O que é um family office e como chegamos até aqui

Um family office é uma estrutura criada para gerir de forma integrada o patrimônio de uma ou mais famílias de alto valor líquido. Diferente de um banco ou gestora tradicional, ele não distribui produtos com conflito de interesse, seu mandato é inteiramente alinhado com os objetivos da família, com visão de longo prazo e abordagem holística: investimentos, planejamento tributário, estrutura jurídica, sucessão, governança familiar e, cada vez mais, filantropia e impacto.

O modelo surgiu no século XIX com as grandes famílias industriais americanas e europeias. No Brasil, a profissionalização veio mais tarde, mas com velocidade notável: de acordo com levantamento da Forbes Brasil com base no primeiro trimestre de 2025, há cerca de 546 empresas atuando no segmento de wealth management no país, identificadas como family offices ou assessoramento patrimonial, sendo aproximadamente 44% multi-family offices e 29% single-family offices.

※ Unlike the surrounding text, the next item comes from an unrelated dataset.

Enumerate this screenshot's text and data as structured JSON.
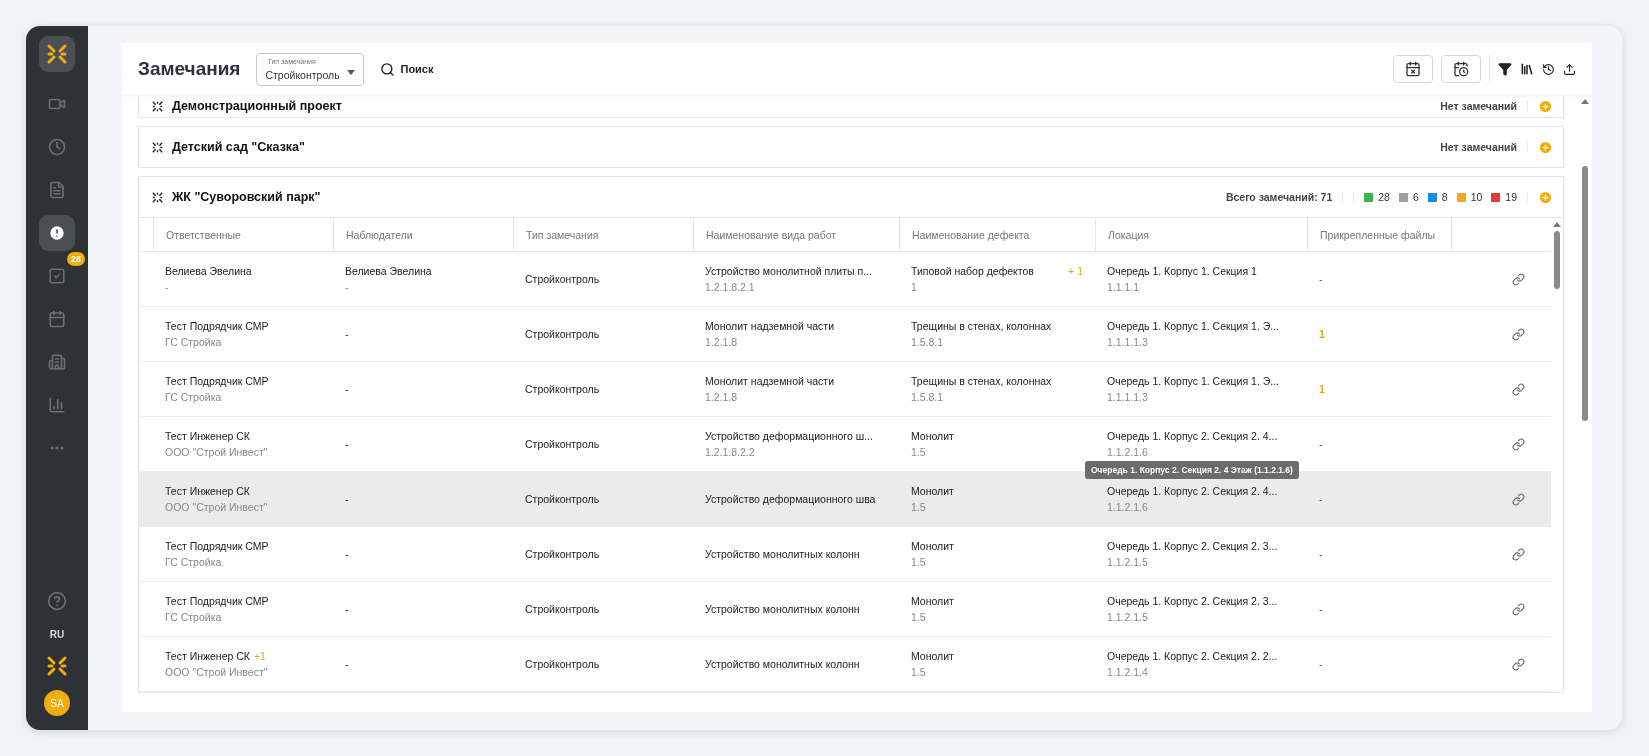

A Lei 14.754/2023, que reformulou a tributação de fundos exclusivos e offshores, acelerou ainda mais esse movimento. Com essas regras já em pleno funcionamento em 2026 e impactando o fluxo de caixa das grandes fortunas, a gestão amadora ou descentralizada tornou-se um risco inaceitável. O family office deixou de ser opção para ser necessidade estrutural.

As principais tendências para os próximos anos

1. Ativos alternativos como novo núcleo das carteiras

A alocação em ativos alternativos tornou-se o eixo central das estratégias mais sofisticadas. O relatório Rethink Family Wealth, do banco suíço Lombard Odier, mostra que em média 45% dos portfólios de family offices estão aplicados em private equity, hedge funds, imóveis e outros ativos ilíquidos, percentual que supera o observado em fundos de pensão e se equipara ao de fundos patrimoniais filantrópicos universitários americanos. No Brasil, FIDCs, infraestrutura, crédito privado e co-investimentos em empresas fechadas seguem essa mesma direção.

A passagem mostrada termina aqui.